Depends on who manages the fleet. An EC2 instance provisioned by Elastic Beanstalk is quite easy, the problem is EBS can be an utter PITA of edge cases and weird failure modes.
They can fail much less often than you’d think. StackOverflow runs on 10-ish dedicated servers. There’s plenty of other services out there that don’t autoscale and are much more reliable than anyone needs them to be.

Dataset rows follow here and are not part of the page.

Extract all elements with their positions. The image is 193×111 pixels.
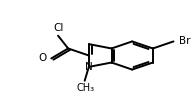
Text: O: O [38, 53, 47, 63]
Text: CH₃: CH₃ [77, 83, 95, 93]
Text: Cl: Cl [53, 23, 63, 33]
Text: N: N [85, 62, 93, 72]
Text: Br: Br [179, 36, 190, 46]
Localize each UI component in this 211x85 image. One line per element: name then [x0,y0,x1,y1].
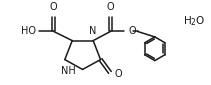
Text: O: O [107,2,114,12]
Text: O: O [114,69,122,79]
Text: NH: NH [61,66,76,76]
Text: N: N [89,26,97,36]
Text: O: O [195,16,204,26]
Text: H: H [184,16,192,26]
Text: 2: 2 [190,18,195,27]
Text: O: O [128,26,136,36]
Text: HO: HO [22,26,37,36]
Text: O: O [50,2,58,12]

A cattle server needs no special maintenance. Yes, if you only have one server then by definition it'll require special maintenance, but that maintenance should be as generic as practicable so that if you ever need to set up a second one then you don't need to do anything special. That's the distinction between pets and cattle, not the tooling: you can configure cattle by hand if you have a repeatable and non-special cased setup script to follow, and you can use Ansible or Puppet or whatever to set up the unique environment your pet server needs. The important thing is that the setup process, maintenance, etc is standardized and documented. Automated is a bonus that should be relatively easy if you're doing it right
You must have been pretty good at billing every single hour you spend on your clients.
I was once told that it's unwise to expect to bill more than 50% of the time I spend, so I've been sticking close to $target_income / 1000 for the last few years. The actual ratio of billable to unbillable hours probably depends a lot on what kind of contracts you get and what type of work you do.